Mosaic has been facing big headwinds thanks to the continued rise of the dollar, and it's resulting downward pressure on agricultural commodity prices. But as the Fed hints at the possibility of interest rates, central bankers are likely to start taking a more active role in ensuring that the dollar isn't allowed to keep rallying unchecked.
Despite all of the headwinds of recent years, MOS still earns net margins well above 10%, and while not dirt cheap, shares are trading for a discount vs. the rest of the market right now. Investors should be paying attention to the big cash payouts this company has been handing out to its shareholders in the past year.
SanDisk
Flash memory maker SanDisk (SNDK) has had a less auspicious start to the year. Since January, SanDisk has dipped by about 13.5%, shoved lower by an earnings call in late January that fell short of investors' expectations. But while the market hasn't exactly been kind to SNDK in recent months, the company's management has. The firm paid out more than $2.3 billion in buybacks, dividends and debt extinguishments in the last year. That all adds up to a whopping 12.96% yield at current levels.
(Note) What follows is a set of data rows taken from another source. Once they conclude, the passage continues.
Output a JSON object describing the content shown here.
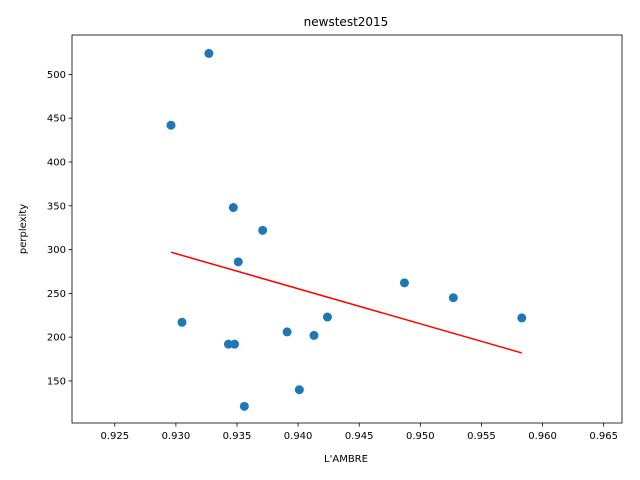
{
  "chart_data": {
    "type": "scatter",
    "title": "newstest2015",
    "xlabel": "L'AMBRE",
    "ylabel": "perplexity",
    "xlim": [
      0.9215,
      0.9665
    ],
    "ylim": [
      102,
      545
    ],
    "xticks": [
      0.925,
      0.93,
      0.935,
      0.94,
      0.945,
      0.95,
      0.955,
      0.96,
      0.965
    ],
    "xtick_labels": [
      "0.925",
      "0.930",
      "0.935",
      "0.940",
      "0.945",
      "0.950",
      "0.955",
      "0.960",
      "0.965"
    ],
    "yticks": [
      150,
      200,
      250,
      300,
      350,
      400,
      450,
      500
    ],
    "ytick_labels": [
      "150",
      "200",
      "250",
      "300",
      "350",
      "400",
      "450",
      "500"
    ],
    "grid": false,
    "colors": {
      "points": "#1f77b4",
      "trend": "#ff0000"
    },
    "points": [
      {
        "x": 0.9327,
        "y": 524
      },
      {
        "x": 0.9296,
        "y": 442
      },
      {
        "x": 0.9347,
        "y": 348
      },
      {
        "x": 0.9371,
        "y": 322
      },
      {
        "x": 0.9351,
        "y": 286
      },
      {
        "x": 0.9487,
        "y": 262
      },
      {
        "x": 0.9527,
        "y": 245
      },
      {
        "x": 0.9583,
        "y": 222
      },
      {
        "x": 0.9424,
        "y": 223
      },
      {
        "x": 0.9305,
        "y": 217
      },
      {
        "x": 0.9391,
        "y": 206
      },
      {
        "x": 0.9413,
        "y": 202
      },
      {
        "x": 0.9343,
        "y": 192
      },
      {
        "x": 0.9348,
        "y": 192
      },
      {
        "x": 0.9401,
        "y": 140
      },
      {
        "x": 0.9356,
        "y": 121
      }
    ],
    "trend_line": {
      "x": [
        0.9296,
        0.9583
      ],
      "y": [
        297,
        182
      ]
    }
  }
}
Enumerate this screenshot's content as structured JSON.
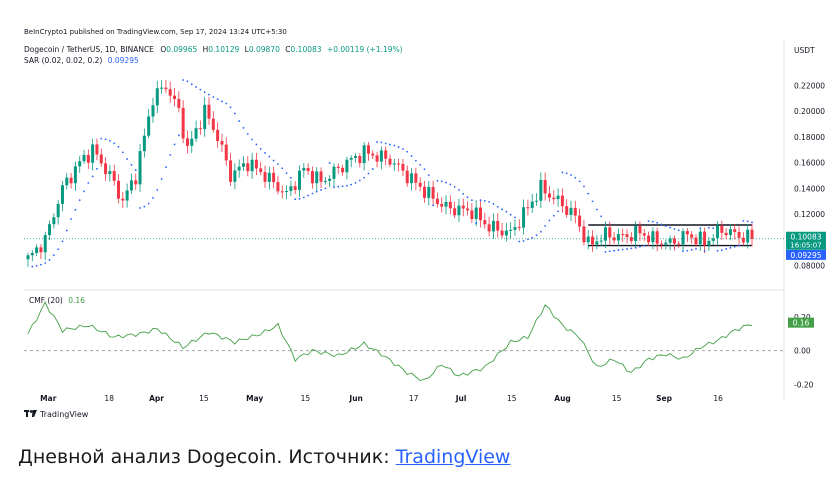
{
  "header": {
    "published": "BeInCrypto1 published on TradingView.com, Sep 17, 2024 13:24 UTC+5:30",
    "symbol": "Dogecoin / TetherUS, 1D, BINANCE",
    "ohlc_o_label": "O",
    "ohlc_o": "0.09965",
    "ohlc_h_label": "H",
    "ohlc_h": "0.10129",
    "ohlc_l_label": "L",
    "ohlc_l": "0.09870",
    "ohlc_c_label": "C",
    "ohlc_c": "0.10083",
    "change": "+0.00119 (+1.19%)",
    "sar_label": "SAR (0.02, 0.02, 0.2)",
    "sar_value": "0.09295"
  },
  "currency_badge": "USDT",
  "price_badge": {
    "price": "0.10083",
    "countdown": "16:05:07"
  },
  "sar_badge": "0.09295",
  "cmf": {
    "label": "CMF (20)",
    "value": "0.16"
  },
  "footer": {
    "logo_text": "TradingView"
  },
  "caption": {
    "text": "Дневной анализ Dogecoin. Источник: ",
    "link": "TradingView"
  },
  "colors": {
    "up": "#089981",
    "down": "#f23645",
    "sar": "#2962ff",
    "cmf": "#43a047",
    "price_line": "#089981"
  },
  "chart_data": [
    {
      "type": "candlestick",
      "title": "Dogecoin / TetherUS, 1D, BINANCE",
      "y_ticks": [
        "0.22000",
        "0.20000",
        "0.18000",
        "0.16000",
        "0.14000",
        "0.12000",
        "0.08000"
      ],
      "ylim": [
        0.075,
        0.235
      ],
      "x_tick_labels": [
        "Mar",
        "18",
        "Apr",
        "15",
        "May",
        "15",
        "Jun",
        "17",
        "Jul",
        "15",
        "Aug",
        "15",
        "Sep",
        "16"
      ],
      "anchors": [
        {
          "d": 0,
          "p": 0.085
        },
        {
          "d": 4,
          "p": 0.1
        },
        {
          "d": 8,
          "p": 0.14
        },
        {
          "d": 12,
          "p": 0.16
        },
        {
          "d": 15,
          "p": 0.17
        },
        {
          "d": 19,
          "p": 0.15
        },
        {
          "d": 22,
          "p": 0.13
        },
        {
          "d": 25,
          "p": 0.15
        },
        {
          "d": 27,
          "p": 0.18
        },
        {
          "d": 29,
          "p": 0.21
        },
        {
          "d": 32,
          "p": 0.22
        },
        {
          "d": 35,
          "p": 0.2
        },
        {
          "d": 37,
          "p": 0.17
        },
        {
          "d": 41,
          "p": 0.2
        },
        {
          "d": 44,
          "p": 0.18
        },
        {
          "d": 47,
          "p": 0.15
        },
        {
          "d": 51,
          "p": 0.16
        },
        {
          "d": 55,
          "p": 0.15
        },
        {
          "d": 60,
          "p": 0.135
        },
        {
          "d": 64,
          "p": 0.155
        },
        {
          "d": 68,
          "p": 0.145
        },
        {
          "d": 74,
          "p": 0.16
        },
        {
          "d": 78,
          "p": 0.168
        },
        {
          "d": 84,
          "p": 0.162
        },
        {
          "d": 88,
          "p": 0.15
        },
        {
          "d": 93,
          "p": 0.135
        },
        {
          "d": 97,
          "p": 0.125
        },
        {
          "d": 103,
          "p": 0.122
        },
        {
          "d": 107,
          "p": 0.11
        },
        {
          "d": 112,
          "p": 0.105
        },
        {
          "d": 116,
          "p": 0.125
        },
        {
          "d": 119,
          "p": 0.14
        },
        {
          "d": 123,
          "p": 0.13
        },
        {
          "d": 127,
          "p": 0.118
        },
        {
          "d": 130,
          "p": 0.096
        },
        {
          "d": 134,
          "p": 0.104
        },
        {
          "d": 138,
          "p": 0.102
        },
        {
          "d": 142,
          "p": 0.106
        },
        {
          "d": 145,
          "p": 0.1
        },
        {
          "d": 149,
          "p": 0.097
        },
        {
          "d": 153,
          "p": 0.104
        },
        {
          "d": 157,
          "p": 0.098
        },
        {
          "d": 161,
          "p": 0.108
        },
        {
          "d": 165,
          "p": 0.103
        },
        {
          "d": 168,
          "p": 0.1008
        }
      ],
      "channel": {
        "upper": 0.1115,
        "lower": 0.0955,
        "from_day": 130,
        "to_day": 168
      },
      "current_price": 0.10083,
      "sar_value": 0.09295
    },
    {
      "type": "line",
      "title": "CMF (20)",
      "y_ticks": [
        "0.20",
        "0.00",
        "-0.20"
      ],
      "ylim": [
        -0.28,
        0.3
      ],
      "anchors": [
        {
          "d": 0,
          "v": 0.1
        },
        {
          "d": 4,
          "v": 0.28
        },
        {
          "d": 8,
          "v": 0.12
        },
        {
          "d": 14,
          "v": 0.15
        },
        {
          "d": 20,
          "v": 0.08
        },
        {
          "d": 26,
          "v": 0.1
        },
        {
          "d": 30,
          "v": 0.13
        },
        {
          "d": 36,
          "v": 0.02
        },
        {
          "d": 42,
          "v": 0.11
        },
        {
          "d": 48,
          "v": 0.05
        },
        {
          "d": 54,
          "v": 0.1
        },
        {
          "d": 58,
          "v": 0.15
        },
        {
          "d": 62,
          "v": -0.05
        },
        {
          "d": 66,
          "v": 0.0
        },
        {
          "d": 72,
          "v": -0.03
        },
        {
          "d": 78,
          "v": 0.04
        },
        {
          "d": 82,
          "v": -0.02
        },
        {
          "d": 88,
          "v": -0.13
        },
        {
          "d": 92,
          "v": -0.18
        },
        {
          "d": 96,
          "v": -0.08
        },
        {
          "d": 100,
          "v": -0.15
        },
        {
          "d": 106,
          "v": -0.1
        },
        {
          "d": 112,
          "v": 0.05
        },
        {
          "d": 116,
          "v": 0.08
        },
        {
          "d": 120,
          "v": 0.27
        },
        {
          "d": 124,
          "v": 0.15
        },
        {
          "d": 128,
          "v": 0.08
        },
        {
          "d": 132,
          "v": -0.1
        },
        {
          "d": 136,
          "v": -0.05
        },
        {
          "d": 140,
          "v": -0.13
        },
        {
          "d": 144,
          "v": -0.05
        },
        {
          "d": 148,
          "v": -0.02
        },
        {
          "d": 152,
          "v": -0.05
        },
        {
          "d": 156,
          "v": 0.02
        },
        {
          "d": 160,
          "v": 0.06
        },
        {
          "d": 164,
          "v": 0.12
        },
        {
          "d": 168,
          "v": 0.16
        }
      ],
      "current_value": 0.16
    }
  ]
}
SanDisk is the biggest name in the NAND flash memory business, and that's saying a lot. Flash memory continues to make its way into more and more devices, as consumers seek smaller form factors and applications demand faster speed than conventional hard disk drives can offer. That's particularly true in the mobile device market, where the use of flash storage is universal, and replacement cycles are extremely short. As demand for flash climbs, so have the number of firms supplying it, which is why SNDK's big patent portfolio is such a big deal in the next several years. It means that the firm benefits from the overall growth of the NAND flash memory market, regardless of who's manufacturing the memory.
Today, SanDisk trades for just shy of $85 per share, but what many investors don't realize is that a whopping $16 of that share price is paid for by net cash and investments on SanDisk's balance sheet. That big cash cushion, coupled with SanDisk's correction at the start of the year, makes this shareholder yield standout look relatively cheap vs. its high-growth computer storage peers.
General Dynamics
Last on our list of shareholder yield winners is defense contractor General Dynamics (GD) - Get Report. GD earns 70 cents of every sales dollar from the U.S. government. The firm sells Uncle Sam everything from submarines and jets to computer systems. Increasingly, GD has found growth in its commercial aviation unit, which builds Gulfstream business jets.
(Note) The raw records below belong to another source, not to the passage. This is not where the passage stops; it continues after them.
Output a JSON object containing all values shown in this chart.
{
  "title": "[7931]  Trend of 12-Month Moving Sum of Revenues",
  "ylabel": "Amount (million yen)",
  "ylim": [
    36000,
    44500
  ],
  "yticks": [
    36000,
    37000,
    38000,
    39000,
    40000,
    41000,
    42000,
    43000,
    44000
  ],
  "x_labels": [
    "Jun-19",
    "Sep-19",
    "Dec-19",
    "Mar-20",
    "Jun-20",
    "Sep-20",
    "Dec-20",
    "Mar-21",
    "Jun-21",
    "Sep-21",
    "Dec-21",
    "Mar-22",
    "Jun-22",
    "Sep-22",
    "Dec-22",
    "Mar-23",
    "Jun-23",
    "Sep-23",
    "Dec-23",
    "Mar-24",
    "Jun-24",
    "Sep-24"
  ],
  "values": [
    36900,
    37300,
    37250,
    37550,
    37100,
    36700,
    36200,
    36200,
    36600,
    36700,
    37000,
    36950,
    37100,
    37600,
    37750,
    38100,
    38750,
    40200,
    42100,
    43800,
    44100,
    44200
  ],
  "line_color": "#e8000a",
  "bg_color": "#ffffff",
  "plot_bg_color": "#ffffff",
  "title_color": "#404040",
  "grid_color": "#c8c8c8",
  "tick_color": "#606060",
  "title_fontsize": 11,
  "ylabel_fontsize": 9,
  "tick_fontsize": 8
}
GD's deep expertise building complex machines and systems gives it a deep economic moat. A new competitor can't just step in and develop a new submarine or tank program to sell to the government -- at least not without incurring prohibitive costs. Similarly, the firm owns huge infrastructure assets, like three of the six major submarine shipyards in the U.S.
GD owns similar moats in its commercial aircraft business, which owns a third of the global market for medium and large business jets. Even though the bizjet business is extremely cyclical, a combination of growing corporate profits and low oil prices should help spur continued growth in the space. In recent years, Gulfstream's core business has been once of the few pockets of the ex-airline aviation market that's actually experienced growth.
Last year, GD paid out $4.7 billion in dividends, buybacks, and debt extinguishment, totaling a 10.5% shareholder yield.
This article is commentary by an independent contributor. At the time of publication, the author held no positions in the stocks mentioned.